De passage en Auvergne, à l’occasion du congrès de l’UDSEA du Puy-de-Dôme, le président de la FNSEA est revenu en détail sur les préoccupations agricoles du moment. Entretien.

© SG

Quel sera le thème du prochain congrès de la FNSEA organisé fin mars à Saint-Étienne ?
Xavier Beulin : Nous allons poursuivre nos travaux sur le thème de l’agriculture en mouvement. L’idée c’est d’abord de faire un point sur l’année syndicale qui a été très riche. Nous sommes face à une situation conjoncturelle qui n’est pas fameuse. En dehors de la viticulture, toutes les productions sont en grande difficulté. Nous avons, par ailleurs, un énorme chantier sur la simplification, les normes et la réglementation. Notre pays doit se remettre dans la norme européenne, que ce soit en termes de directives sur l’environnement ou sur le social. Dans beaucoup de domaines, la France a beaucoup sur-transposé les directives et normes européennes. Il faut en finir avec cette surenchère.

Récemment vous déclariez au « Nouvel économiste », « l’agriculture française est en train de décrocher et c’est aberrant ». Quels sont les signes de ce décrochage, quelles en sont les raisons, comment et peut-on envisager un rebond ?
X.B. : Quand on regarde le poids de l’élevage sur quinze vingt ans, on s’aperçoit qu’il a perdu du terrain un peu partout. Pendant ce temps, d’autres pays continuaient et continuent d’avancer. Le décrochage, il est évident par rapport à nos voisins européens. En porc ou en volailles, nos voisins sont beaucoup plus performants que nous. Ils le sont car chez eux, les coûts de main d’œuvre sont moins importants, les charges sur les salaires aussi, les normes et la réglementation facilitent davantage le développement et l’agrandissement.

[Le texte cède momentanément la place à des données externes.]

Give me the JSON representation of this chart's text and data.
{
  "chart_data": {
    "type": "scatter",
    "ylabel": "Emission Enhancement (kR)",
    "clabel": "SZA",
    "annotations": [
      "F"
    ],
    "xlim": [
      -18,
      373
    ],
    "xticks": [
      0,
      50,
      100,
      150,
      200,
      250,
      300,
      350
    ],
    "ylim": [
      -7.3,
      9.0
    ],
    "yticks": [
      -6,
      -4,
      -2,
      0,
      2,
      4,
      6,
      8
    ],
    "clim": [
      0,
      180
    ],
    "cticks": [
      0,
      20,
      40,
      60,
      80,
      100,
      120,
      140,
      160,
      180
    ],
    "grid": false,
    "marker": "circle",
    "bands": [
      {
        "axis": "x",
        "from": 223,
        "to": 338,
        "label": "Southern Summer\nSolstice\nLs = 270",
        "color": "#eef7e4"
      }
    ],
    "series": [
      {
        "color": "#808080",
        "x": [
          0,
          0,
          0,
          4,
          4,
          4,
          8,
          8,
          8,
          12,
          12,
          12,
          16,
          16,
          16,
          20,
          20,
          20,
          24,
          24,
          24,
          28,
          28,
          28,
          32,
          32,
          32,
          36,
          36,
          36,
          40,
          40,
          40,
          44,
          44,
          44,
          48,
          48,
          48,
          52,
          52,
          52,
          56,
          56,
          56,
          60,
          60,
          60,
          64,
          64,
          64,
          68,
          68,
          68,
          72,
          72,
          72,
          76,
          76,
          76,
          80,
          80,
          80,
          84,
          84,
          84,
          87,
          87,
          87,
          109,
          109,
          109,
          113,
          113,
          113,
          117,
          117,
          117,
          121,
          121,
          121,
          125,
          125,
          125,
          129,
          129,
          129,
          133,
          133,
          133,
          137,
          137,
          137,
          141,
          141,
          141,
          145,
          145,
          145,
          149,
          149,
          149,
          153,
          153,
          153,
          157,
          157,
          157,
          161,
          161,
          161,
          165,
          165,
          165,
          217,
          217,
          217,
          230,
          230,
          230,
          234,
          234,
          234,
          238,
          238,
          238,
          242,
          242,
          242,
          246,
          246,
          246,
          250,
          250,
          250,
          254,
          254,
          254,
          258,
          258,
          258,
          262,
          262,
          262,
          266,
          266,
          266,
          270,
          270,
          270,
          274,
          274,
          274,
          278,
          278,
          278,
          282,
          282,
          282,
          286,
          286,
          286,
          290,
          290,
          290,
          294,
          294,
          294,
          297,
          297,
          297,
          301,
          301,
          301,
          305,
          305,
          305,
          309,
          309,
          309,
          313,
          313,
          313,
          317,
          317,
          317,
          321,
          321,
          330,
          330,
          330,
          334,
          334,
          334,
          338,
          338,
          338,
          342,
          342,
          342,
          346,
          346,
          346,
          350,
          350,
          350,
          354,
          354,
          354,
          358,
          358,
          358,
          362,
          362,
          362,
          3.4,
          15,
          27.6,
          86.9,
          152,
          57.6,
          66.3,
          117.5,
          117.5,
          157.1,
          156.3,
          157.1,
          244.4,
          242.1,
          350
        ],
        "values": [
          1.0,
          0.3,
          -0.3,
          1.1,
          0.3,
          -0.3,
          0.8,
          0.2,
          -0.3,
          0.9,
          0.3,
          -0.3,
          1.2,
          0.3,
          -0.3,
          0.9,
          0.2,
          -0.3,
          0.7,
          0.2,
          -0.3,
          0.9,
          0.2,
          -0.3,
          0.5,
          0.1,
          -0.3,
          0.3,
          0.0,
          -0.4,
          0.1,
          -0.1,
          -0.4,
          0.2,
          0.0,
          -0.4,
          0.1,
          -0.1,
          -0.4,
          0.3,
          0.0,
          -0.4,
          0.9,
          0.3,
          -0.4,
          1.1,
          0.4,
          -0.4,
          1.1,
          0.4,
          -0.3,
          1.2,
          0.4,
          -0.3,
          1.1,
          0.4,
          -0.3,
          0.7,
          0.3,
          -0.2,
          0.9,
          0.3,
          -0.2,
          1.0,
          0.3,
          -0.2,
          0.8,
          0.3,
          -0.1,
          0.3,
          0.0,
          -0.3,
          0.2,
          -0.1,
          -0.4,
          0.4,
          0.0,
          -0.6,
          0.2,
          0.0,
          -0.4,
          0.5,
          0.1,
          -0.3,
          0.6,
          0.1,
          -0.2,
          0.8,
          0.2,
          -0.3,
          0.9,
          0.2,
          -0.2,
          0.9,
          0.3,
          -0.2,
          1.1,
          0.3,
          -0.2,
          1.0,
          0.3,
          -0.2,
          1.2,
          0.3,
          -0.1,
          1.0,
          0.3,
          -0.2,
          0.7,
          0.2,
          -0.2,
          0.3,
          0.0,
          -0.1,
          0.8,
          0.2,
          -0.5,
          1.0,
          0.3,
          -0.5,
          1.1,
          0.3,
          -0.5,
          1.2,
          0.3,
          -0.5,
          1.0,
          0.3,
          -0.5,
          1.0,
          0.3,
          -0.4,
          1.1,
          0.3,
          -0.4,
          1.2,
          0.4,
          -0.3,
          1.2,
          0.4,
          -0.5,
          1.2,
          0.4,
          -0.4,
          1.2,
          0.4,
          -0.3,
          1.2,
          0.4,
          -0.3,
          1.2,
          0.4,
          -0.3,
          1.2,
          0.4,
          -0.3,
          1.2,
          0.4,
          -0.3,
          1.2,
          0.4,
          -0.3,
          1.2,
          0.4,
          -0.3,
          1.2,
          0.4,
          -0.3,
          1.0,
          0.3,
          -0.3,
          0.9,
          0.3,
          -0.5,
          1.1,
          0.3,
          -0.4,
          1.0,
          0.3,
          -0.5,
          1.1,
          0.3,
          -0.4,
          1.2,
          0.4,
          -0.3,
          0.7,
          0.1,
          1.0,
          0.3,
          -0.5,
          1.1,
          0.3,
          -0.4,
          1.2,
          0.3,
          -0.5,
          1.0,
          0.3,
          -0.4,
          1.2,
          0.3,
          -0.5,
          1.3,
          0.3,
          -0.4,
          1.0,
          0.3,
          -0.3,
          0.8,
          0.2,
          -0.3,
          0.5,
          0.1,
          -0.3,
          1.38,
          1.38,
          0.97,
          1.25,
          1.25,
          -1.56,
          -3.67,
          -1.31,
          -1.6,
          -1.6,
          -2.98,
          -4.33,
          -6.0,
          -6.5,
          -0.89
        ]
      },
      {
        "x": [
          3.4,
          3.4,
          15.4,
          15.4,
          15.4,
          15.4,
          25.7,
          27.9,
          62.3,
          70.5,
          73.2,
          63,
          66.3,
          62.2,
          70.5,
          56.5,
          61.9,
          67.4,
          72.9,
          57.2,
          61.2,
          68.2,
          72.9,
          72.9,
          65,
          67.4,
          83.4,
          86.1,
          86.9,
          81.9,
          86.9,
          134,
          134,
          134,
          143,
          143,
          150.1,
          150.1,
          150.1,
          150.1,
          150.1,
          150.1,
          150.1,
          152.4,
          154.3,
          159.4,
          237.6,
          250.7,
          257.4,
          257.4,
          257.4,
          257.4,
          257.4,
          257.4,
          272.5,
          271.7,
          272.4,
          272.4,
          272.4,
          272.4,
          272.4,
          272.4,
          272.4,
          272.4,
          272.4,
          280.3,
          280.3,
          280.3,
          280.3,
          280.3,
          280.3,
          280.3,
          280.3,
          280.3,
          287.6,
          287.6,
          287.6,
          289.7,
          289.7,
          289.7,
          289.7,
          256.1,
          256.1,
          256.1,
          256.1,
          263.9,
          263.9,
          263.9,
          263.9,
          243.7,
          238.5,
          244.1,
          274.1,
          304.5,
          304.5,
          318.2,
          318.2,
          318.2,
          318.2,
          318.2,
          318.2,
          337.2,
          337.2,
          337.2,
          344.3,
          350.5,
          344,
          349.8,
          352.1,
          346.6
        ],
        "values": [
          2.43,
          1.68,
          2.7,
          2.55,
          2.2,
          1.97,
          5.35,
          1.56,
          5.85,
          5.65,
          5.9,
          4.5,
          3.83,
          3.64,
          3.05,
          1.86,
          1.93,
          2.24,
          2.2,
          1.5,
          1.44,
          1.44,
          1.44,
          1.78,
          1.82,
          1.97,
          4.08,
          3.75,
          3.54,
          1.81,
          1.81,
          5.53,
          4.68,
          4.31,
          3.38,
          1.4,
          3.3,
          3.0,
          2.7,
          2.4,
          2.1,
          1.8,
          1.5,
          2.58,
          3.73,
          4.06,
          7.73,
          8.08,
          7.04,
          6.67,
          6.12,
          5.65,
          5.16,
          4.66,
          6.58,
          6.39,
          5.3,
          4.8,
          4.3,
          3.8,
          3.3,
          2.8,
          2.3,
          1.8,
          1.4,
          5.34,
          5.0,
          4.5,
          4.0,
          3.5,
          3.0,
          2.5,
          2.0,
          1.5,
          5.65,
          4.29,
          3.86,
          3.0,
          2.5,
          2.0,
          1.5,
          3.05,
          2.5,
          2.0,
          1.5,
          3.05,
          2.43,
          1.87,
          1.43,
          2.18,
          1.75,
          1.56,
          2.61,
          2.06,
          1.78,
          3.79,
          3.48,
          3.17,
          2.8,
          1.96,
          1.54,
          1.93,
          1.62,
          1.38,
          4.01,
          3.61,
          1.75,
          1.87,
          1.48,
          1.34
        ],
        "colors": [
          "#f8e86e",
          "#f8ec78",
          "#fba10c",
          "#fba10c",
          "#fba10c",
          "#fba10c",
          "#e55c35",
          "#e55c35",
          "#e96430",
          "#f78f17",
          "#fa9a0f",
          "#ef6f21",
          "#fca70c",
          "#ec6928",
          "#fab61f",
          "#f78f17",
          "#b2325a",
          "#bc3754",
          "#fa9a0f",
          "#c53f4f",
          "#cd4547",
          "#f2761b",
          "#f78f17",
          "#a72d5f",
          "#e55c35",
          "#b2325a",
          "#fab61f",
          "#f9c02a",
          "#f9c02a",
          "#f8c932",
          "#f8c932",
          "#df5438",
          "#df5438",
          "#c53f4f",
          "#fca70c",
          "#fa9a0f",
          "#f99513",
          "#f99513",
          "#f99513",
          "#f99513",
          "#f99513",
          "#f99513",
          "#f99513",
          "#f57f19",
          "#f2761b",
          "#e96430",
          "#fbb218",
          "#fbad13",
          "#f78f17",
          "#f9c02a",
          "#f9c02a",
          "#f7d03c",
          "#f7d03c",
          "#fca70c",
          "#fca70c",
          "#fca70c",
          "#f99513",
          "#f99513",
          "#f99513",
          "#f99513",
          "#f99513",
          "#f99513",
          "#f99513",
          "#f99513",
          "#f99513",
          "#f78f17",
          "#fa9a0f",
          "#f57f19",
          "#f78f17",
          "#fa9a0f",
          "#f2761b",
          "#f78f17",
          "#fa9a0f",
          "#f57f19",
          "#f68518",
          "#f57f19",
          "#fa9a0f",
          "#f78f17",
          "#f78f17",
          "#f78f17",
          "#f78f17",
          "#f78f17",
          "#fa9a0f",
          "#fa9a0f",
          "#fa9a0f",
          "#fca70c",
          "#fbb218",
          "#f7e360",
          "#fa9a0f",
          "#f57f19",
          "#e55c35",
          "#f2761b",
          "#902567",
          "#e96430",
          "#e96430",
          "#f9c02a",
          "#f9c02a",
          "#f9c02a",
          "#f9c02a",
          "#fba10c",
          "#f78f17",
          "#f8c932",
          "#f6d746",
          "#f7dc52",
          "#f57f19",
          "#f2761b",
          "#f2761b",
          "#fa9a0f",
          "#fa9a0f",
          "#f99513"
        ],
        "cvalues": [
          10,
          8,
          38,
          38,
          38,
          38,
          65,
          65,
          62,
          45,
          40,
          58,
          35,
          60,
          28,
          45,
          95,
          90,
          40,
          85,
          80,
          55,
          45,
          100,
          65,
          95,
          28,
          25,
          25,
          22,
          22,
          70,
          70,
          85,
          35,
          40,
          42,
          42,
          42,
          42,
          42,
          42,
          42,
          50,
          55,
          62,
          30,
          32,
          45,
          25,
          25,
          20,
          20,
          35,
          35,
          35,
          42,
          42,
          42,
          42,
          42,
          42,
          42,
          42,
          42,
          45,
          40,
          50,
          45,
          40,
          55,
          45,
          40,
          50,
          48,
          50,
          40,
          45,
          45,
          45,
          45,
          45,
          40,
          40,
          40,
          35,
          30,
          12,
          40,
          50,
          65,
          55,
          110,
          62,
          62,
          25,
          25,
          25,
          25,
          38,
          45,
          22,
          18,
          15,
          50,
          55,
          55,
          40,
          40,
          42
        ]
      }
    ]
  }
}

Au-delà du travail réalisé sur les exploitations, il y a à mon sens, un besoin de restructuration des outils de transformation et de valorisation. Des investissements lourds sont nécessaires notamment dans les filières d’abattage. Sur le volet export, nous devons être plus performants. Quand on enlève les vins et spiritueux, les céréales et un peu de produits laitiers, sur les autres productions, nous ne sommes pas assez présents sur ce marché. Sur la Méditerranée, l’Afrique de l’Ouest, il y a d’énormes marchés à conquérir. On a du potentiel mais ce qui me navre c’est que ce potentiel on le gâche. Nous sommes insuffisamment pugnaces pour aller en capter les fruits.
Sivens est un exemple criant du sabordage de notre potentiel. Au départ, le projet c’est 90 agriculteurs, plutôt installés sur des fermes de 50 hectares en moyenne, qui veulent développer du légume, des semences de maïs, de tournesol et des semences potagères. Il y a un potentiel de valeur ajoutée important à condition qu’il y ait un accès à l’eau. Ce qui s’est passé est un exemple typique de développement raté.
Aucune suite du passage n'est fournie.